La première chose à faire, bien sûr, était de rendre visite à cette dame pour tenter d’y voir plus clair dans son comportement. Le paquebot Hoogly ne levait l’ancre que le surlendemain, puisque l’on était jeudi, et l’inspecteur Pinson n’arriverait que le vendredi. La marge était un peu étroite, évidemment, mais devait lui suffire à mettre la main sur Orchidée.

Pour en faire quoi ? Au fond, il n’en savait trop rien, comptant un peu sur les circonstances et l’inspiration du moment.
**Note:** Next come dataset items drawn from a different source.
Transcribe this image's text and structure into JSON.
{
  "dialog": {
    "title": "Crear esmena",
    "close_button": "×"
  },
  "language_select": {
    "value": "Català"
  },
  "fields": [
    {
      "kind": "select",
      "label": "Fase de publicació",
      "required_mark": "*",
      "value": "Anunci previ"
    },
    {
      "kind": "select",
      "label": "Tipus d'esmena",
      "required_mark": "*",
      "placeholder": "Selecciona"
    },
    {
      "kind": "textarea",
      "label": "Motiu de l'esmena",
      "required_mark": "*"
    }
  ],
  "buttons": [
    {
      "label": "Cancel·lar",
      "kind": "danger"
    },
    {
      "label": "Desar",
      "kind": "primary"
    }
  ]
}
Le plus simple serait peut-être de la cacher quelque temps à Château-Saint-Sauveur le bien nommé – et pourquoi donc pas en compagnie de l’homme à la jambe cassée ? –, puis de lui procurer de faux papiers et de réquisitionner le bateau d’un ami grâce auquel on pourrait, de nuit, la conduire jusqu’à Gênes… d’où on la ferait embarquer pour où elle voudrait…

Le côté peu légal de ce beau projet ne troublait en rien la conscience d’un peintre dont les pinceaux réputés servaient de couverture à des activités beaucoup moins claires : celle d’un habile agent secret fidèlement attaché au 2e bureau et celle, encore plus secrète, d’un « amateur » de pierres précieuses qui, sans qu’ils s’en doutent, avait déjà donné pas mal de fil à retordre au commissaire Langevin et à ses pareils.

Ayant ainsi ébauché un plan, Antoine choisit un élégant costume du matin en fil-à-fil gris clair rehaussé par un gilet d’un ton plus soutenu, se coiffa d’un melon assorti, prit des gants de cuir fin puis, jetant son paletot sur ses épaules, se considéra un instant dans un miroir avec un mélange de satisfaction et d’irritation : il détestait s’habiller mais reconnaissait qu’en certains cas, c’était tout à fait indispensable. Par exemple lorsqu’il s’agissait de rendre à une grande bourgeoise d’un âge certain une visite matinale.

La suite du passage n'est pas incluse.